The month-on-month decrease in the GIR level reflected mainly the national government’s drawdowns on its foreign currency deposits with the Bangko Sentral ng Pilipinas (BSP) to meet its external debt obligations and pay for its various expenditures and BSP’s net foreign exchange operations, it said.

The net international reserves (NIR) also decreased by $2.0 billion to $104.6 billion as of end-April 2025 from the previous month’s level of $106.6 billion.

Michael Ricafort, chief economist at Rizal Commercial Banking Corp., said proceeds from the national government’s $3.29 billion global/ROP bond issuance in February 2025 continued to support the GIR.

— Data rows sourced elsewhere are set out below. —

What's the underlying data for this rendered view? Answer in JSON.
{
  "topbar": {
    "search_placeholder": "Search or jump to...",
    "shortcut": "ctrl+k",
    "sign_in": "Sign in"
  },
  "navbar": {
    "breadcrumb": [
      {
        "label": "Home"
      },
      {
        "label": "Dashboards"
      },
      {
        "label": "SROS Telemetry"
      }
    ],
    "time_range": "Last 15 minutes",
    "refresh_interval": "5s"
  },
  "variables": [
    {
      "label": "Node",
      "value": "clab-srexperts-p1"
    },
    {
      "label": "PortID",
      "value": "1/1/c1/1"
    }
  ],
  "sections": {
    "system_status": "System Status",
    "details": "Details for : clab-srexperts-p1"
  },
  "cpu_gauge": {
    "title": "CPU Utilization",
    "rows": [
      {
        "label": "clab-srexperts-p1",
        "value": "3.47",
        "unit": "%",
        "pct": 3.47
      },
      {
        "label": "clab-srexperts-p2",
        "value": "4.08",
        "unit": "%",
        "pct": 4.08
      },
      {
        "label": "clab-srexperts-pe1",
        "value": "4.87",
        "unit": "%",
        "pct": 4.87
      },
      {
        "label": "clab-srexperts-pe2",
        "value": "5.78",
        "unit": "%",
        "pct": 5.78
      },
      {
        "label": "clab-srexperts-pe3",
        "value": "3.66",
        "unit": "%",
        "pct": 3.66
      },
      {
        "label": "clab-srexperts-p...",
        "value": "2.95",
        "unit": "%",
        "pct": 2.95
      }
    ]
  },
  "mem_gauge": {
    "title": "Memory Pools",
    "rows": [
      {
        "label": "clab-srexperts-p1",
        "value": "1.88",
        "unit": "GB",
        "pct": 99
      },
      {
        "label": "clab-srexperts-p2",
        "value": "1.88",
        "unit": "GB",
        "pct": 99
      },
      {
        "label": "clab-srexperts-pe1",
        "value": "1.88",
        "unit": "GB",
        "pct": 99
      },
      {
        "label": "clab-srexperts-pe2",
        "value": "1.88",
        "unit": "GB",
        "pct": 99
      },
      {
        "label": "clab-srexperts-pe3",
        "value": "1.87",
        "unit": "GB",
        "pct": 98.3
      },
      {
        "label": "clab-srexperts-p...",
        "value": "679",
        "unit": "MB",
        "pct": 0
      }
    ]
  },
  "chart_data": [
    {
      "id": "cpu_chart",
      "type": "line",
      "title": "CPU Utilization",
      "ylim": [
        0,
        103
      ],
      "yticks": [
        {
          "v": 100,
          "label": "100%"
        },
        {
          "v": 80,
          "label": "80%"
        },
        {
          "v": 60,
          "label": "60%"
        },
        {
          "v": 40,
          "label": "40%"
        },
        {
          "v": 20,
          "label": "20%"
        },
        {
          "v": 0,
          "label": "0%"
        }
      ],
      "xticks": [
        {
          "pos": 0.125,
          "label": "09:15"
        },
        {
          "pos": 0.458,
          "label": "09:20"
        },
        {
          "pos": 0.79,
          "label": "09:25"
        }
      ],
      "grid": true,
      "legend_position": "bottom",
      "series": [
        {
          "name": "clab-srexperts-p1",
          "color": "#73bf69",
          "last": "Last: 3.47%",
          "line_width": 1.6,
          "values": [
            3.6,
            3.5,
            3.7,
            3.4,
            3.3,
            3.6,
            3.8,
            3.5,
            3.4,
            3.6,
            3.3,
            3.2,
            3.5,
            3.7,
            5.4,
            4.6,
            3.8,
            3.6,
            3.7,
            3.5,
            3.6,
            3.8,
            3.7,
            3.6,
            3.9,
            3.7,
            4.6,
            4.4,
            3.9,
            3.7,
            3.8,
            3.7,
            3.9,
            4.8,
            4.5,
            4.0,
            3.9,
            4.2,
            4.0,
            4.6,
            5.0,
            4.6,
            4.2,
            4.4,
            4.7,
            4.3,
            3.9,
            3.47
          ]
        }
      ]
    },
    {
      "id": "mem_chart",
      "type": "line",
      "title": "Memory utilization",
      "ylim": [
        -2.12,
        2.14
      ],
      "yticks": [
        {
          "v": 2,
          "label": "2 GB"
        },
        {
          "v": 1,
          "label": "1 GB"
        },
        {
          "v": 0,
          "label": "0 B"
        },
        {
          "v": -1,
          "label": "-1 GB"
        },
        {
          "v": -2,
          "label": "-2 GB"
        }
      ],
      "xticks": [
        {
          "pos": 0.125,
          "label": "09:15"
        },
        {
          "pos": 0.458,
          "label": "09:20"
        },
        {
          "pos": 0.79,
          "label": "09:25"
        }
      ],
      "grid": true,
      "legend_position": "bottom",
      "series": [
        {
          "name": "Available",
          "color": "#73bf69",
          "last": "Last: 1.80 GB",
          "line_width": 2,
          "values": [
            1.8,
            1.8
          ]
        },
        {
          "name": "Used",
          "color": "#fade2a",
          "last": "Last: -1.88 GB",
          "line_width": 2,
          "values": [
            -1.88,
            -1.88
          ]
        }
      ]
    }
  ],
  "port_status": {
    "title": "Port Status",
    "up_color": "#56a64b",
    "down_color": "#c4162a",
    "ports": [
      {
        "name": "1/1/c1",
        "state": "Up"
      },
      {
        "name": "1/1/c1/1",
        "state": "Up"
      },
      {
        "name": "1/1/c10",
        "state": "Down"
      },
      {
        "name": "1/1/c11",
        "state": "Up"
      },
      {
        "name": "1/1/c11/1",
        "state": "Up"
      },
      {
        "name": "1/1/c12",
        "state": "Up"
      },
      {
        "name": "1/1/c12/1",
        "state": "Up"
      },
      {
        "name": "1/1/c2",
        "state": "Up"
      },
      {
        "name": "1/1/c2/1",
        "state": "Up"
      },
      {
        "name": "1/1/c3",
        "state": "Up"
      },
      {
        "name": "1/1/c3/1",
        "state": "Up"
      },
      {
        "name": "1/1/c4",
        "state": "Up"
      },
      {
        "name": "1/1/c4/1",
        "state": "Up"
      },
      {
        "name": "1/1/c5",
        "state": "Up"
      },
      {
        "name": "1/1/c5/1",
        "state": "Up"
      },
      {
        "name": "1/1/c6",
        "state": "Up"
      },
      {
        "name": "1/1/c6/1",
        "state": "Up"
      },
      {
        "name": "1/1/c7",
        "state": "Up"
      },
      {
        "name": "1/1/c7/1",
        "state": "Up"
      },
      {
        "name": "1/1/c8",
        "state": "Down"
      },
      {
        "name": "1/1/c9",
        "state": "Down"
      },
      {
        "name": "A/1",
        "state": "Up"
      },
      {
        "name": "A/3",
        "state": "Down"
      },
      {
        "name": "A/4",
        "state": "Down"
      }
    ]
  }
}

“The GIR equivalent to 7.2 months worth of imports recently, among the lowest in more than two years or since 2022 and down from an immediate high of 8.1 months in September 2024; but nevertheless still more than twice the international standard of 3 to 4 months and sustained well above the $100 billion mark, thereby could strengthen the country’s external position that is positive for sustaining the country’s favorable credit ratings of 1 to 3 notches above investment grade as consistently seen since the pandemic or over the past 5 years; while also fundamentally providing greater cushion/buffer/support for the peso exchange rate vs. the US dollar,” Ricafort said.

“More importantly, relatively higher GIR to provide greater cushion/buffer/support/ for the peso exchange rate vs. the U.S. dollar, as fundamentally supported by the continued growth in the country’s structural US dollar inflows especially from OFW remittances, BPO revenues, tourism receipts, foreign investments, among others,” he said.